Alternatif yakıtlarla çalışan hibrit ve elektrikli araçlara olan talep her geçen gün artıyor. Ancak, otomotivde geleceğin dünyadaki en çevreci ve temiz yakıtı olarak bilinen hidrojen yakıt hücreli araçlarda olduğu düşünülüyor. Otomotiv markaları hidrojen yakıt hücreli araçlar ile ilgili araştırmalara devam ederken, birçok ülke bu teknolojiye sahip araçları kullanmak için şehirlerdeki altyapıyı oluşturuyor. Hidrojenle çalışan araçların 2020'li yıllardan itibaren yaygınlaşmaya başlaması bekleniyor. Dünyada seri üretim ilk hidrojen yakıt hücreli otomobil, 2014'de yollara çıktı. Toyota, Japoncada "Gelecek" anlamı taşıyan Mirai modelini ilk etapta Japonya'da, daha sonra ise Avrupa'da sınırlı sayıdaki pazarlarda satışa sundu. Uzun yıllardır hidrojen teknolojisiyle ilgili araştırmalar yapan Güney Koreli Hyundai ise Tüketici Elektroniği Fuarı CES 2018'de tanıttığı Nexo'yu yılın son çeyreğinde kademeli olarak bazı pazarlarda satmaya başladı. Ancak, Hyundai için hidrojen teknolojisi yeni değil. Marka, Nexo'nun temellerini ilk olarak Tucson modeliyle atmıştı. Mercedes- Benz hidrojen rekabetine katılan son marka oldu. Yaklaşık 25 yıldır hidrojen teknolojisi üzerinde çalışan Mercedes- Benz, ilk hidrojen yakıt hücreli otomobili GLC F-Cell modelini 2018 Paris Otomobil Fuarı'nda tanıttı. Bu yıl içinde bazı bakanlıklar, Alman Demiryolları ve bazı özel şirketler bu yıl içinde aracı kullanmaya başlayacaklar. Ancak marka 2019'un ilk çeyreğinden itibaren hidrojen yakıt hücreli modelini kiralama müşterileri için hizmete sunacak.
İSTASYON SAYISI ARTIYOR
Hidrojen dolum istasyonlarının da sayısı her geçen gün artırıyor. 2020'de Almanya'da 100, Kore'de 160, İngiltere'de 65 yakıt hücresi dolum istasyonu kurulması planlanıyor.
DOĞALGAZDAN ÜRETİLİYOR
Hidrojen kaynağından elektrik üretimini gerçekleştiren bu teknoloji için genel olarak doğalgazdan üretilen hidrojen kullanılıyor.

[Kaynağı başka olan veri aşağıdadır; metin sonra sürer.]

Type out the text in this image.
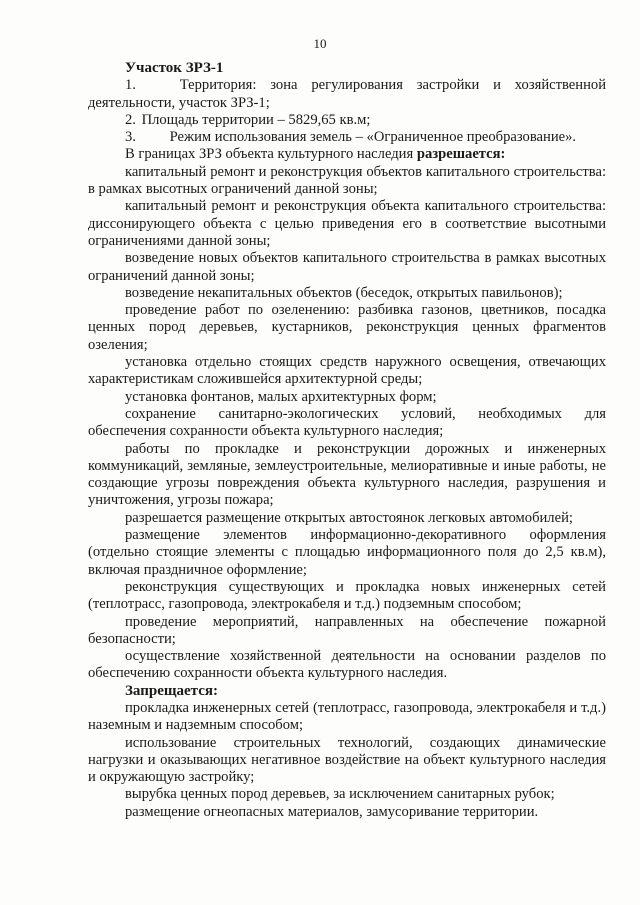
10

Участок ЗРЗ-1

1.	Территория: зона регулирования застройки и хозяйственной деятельности, участок ЗРЗ-1;

2. Площадь территории – 5829,65 кв.м;

3. Режим использования земель – «Ограниченное преобразование».

В границах ЗРЗ объекта культурного наследия разрешается:

капитальный ремонт и реконструкция объектов капитального строительства: в рамках высотных ограничений данной зоны;

капитальный ремонт и реконструкция объекта капитального строительства: диссонирующего объекта с целью приведения его в соответствие высотными ограничениями данной зоны;

возведение новых объектов капитального строительства в рамках высотных ограничений данной зоны;

возведение некапитальных объектов (беседок, открытых павильонов);

проведение работ по озеленению: разбивка газонов, цветников, посадка ценных пород деревьев, кустарников, реконструкция ценных фрагментов озеления;

установка отдельно стоящих средств наружного освещения, отвечающих характеристикам сложившейся архитектурной среды;

установка фонтанов, малых архитектурных форм;

сохранение санитарно-экологических условий, необходимых для обеспечения сохранности объекта культурного наследия;

работы по прокладке и реконструкции дорожных и инженерных коммуникаций, земляные, землеустроительные, мелиоративные и иные работы, не создающие угрозы повреждения объекта культурного наследия, разрушения и уничтожения, угрозы пожара;

разрешается размещение открытых автостоянок легковых автомобилей;

размещение элементов информационно-декоративного оформления (отдельно стоящие элементы с площадью информационного поля до 2,5 кв.м), включая праздничное оформление;

реконструкция существующих и прокладка новых инженерных сетей (теплотрасс, газопровода, электрокабеля и т.д.) подземным способом;

проведение мероприятий, направленных на обеспечение пожарной безопасности;

осуществление хозяйственной деятельности на основании разделов по обеспечению сохранности объекта культурного наследия.

Запрещается:

прокладка инженерных сетей (теплотрасс, газопровода, электрокабеля и т.д.) наземным и надземным способом;

использование строительных технологий, создающих динамические нагрузки и оказывающих негативное воздействие на объект культурного наследия и окружающую застройку;

вырубка ценных пород деревьев, за исключением санитарных рубок;

размещение огнеопасных материалов, замусоривание территории.
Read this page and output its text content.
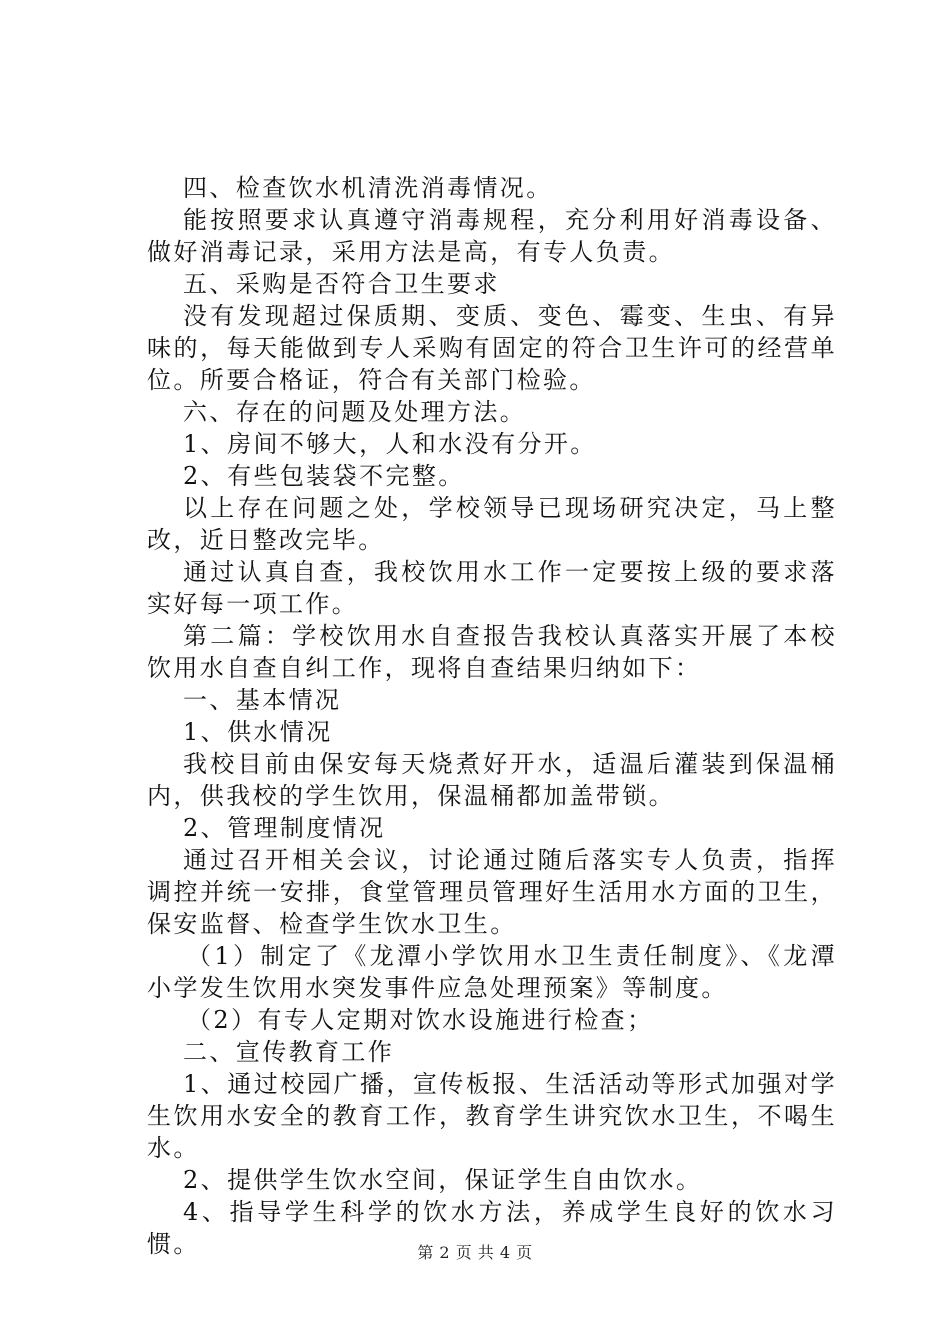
四、检查饮水机清洗消毒情况。

能按照要求认真遵守消毒规程，充分利用好消毒设备、做好消毒记录，采用方法是高，有专人负责。

五、采购是否符合卫生要求

没有发现超过保质期、变质、变色、霉变、生虫、有异味的，每天能做到专人采购有固定的符合卫生许可的经营单位。所要合格证，符合有关部门检验。

六、存在的问题及处理方法。

1、房间不够大，人和水没有分开。

2、有些包装袋不完整。

以上存在问题之处，学校领导已现场研究决定，马上整改，近日整改完毕。

通过认真自查，我校饮用水工作一定要按上级的要求落实好每一项工作。

第二篇：学校饮用水自查报告我校认真落实开展了本校饮用水自查自纠工作，现将自查结果归纳如下：

一、基本情况

1、供水情况

我校目前由保安每天烧煮好开水，适温后灌装到保温桶内，供我校的学生饮用，保温桶都加盖带锁。

2、管理制度情况

通过召开相关会议，讨论通过随后落实专人负责，指挥调控并统一安排，食堂管理员管理好生活用水方面的卫生，保安监督、检查学生饮水卫生。

（1）制定了《龙潭小学饮用水卫生责任制度》、《龙潭小学发生饮用水突发事件应急处理预案》等制度。

（2）有专人定期对饮水设施进行检查；

二、宣传教育工作

1、通过校园广播，宣传板报、生活活动等形式加强对学生饮用水安全的教育工作，教育学生讲究饮水卫生，不喝生水。

2、提供学生饮水空间，保证学生自由饮水。

4、指导学生科学的饮水方法，养成学生良好的饮水习惯。	第 2 页 共 4 页
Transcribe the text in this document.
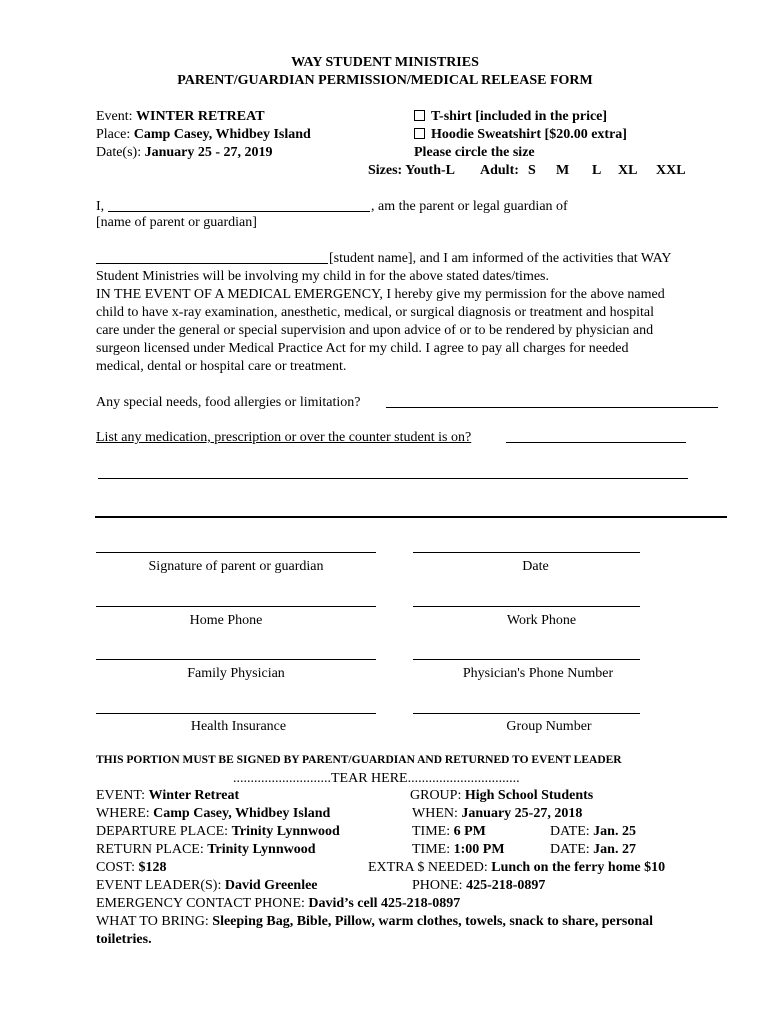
WAY STUDENT MINISTRIES
PARENT/GUARDIAN PERMISSION/MEDICAL RELEASE FORM
Event: WINTER RETREAT
Place: Camp Casey, Whidbey Island
Date(s): January 25 - 27, 2019
T-shirt [included in the price]
Hoodie Sweatshirt [$20.00 extra]
Please circle the size
Sizes: Youth-L Adult: S M L XL XXL
I,	, am the parent or legal guardian of
[name of parent or guardian]
[student name], and I am informed of the activities that WAY
Student Ministries will be involving my child in for the above stated dates/times.
IN THE EVENT OF A MEDICAL EMERGENCY, I hereby give my permission for the above named
child to have x-ray examination, anesthetic, medical, or surgical diagnosis or treatment and hospital
care under the general or special supervision and upon advice of or to be rendered by physician and
surgeon licensed under Medical Practice Act for my child. I agree to pay all charges for needed
medical, dental or hospital care or treatment.
Any special needs, food allergies or limitation?
List any medication, prescription or over the counter student is on?
Signature of parent or guardian	Date
Home Phone	Work Phone
Family Physician	Physician's Phone Number
Health Insurance	Group Number
THIS PORTION MUST BE SIGNED BY PARENT/GUARDIAN AND RETURNED TO EVENT LEADER
............................TEAR HERE................................
EVENT: Winter Retreat	GROUP: High School Students
WHERE: Camp Casey, Whidbey Island	WHEN: January 25-27, 2018
DEPARTURE PLACE: Trinity Lynnwood	TIME: 6 PM	DATE: Jan. 25
RETURN PLACE: Trinity Lynnwood	TIME: 1:00 PM	DATE: Jan. 27
COST: $128	EXTRA $ NEEDED: Lunch on the ferry home $10
EVENT LEADER(S): David Greenlee	PHONE: 425-218-0897
EMERGENCY CONTACT PHONE: David’s cell 425-218-0897
WHAT TO BRING: Sleeping Bag, Bible, Pillow, warm clothes, towels, snack to share, personal
toiletries.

Hidrojen ayrıca karbondioksit salınım oranı az olan rüzgar, çöp, kanalizasyon çamuru ve sudan da üretilebiliyor
EGZOZDAN SU BUHARI ÇIKIYOR
Hidrojenin oksijen ile tepkimeye girdiği sırada açığa çıkan enerjiyi yakıt hücreleri, elektrikli motora yönlendiriyor. Böylece aracın hareket etmesi sağlanıyor. Hidrojen ve oksijenin reaksiyonu sonucu su buharı ortaya çıkıyor. Böylece çevreye hiç zarar vermiyor. Çevre dostu bir sürüş sağlanıyor.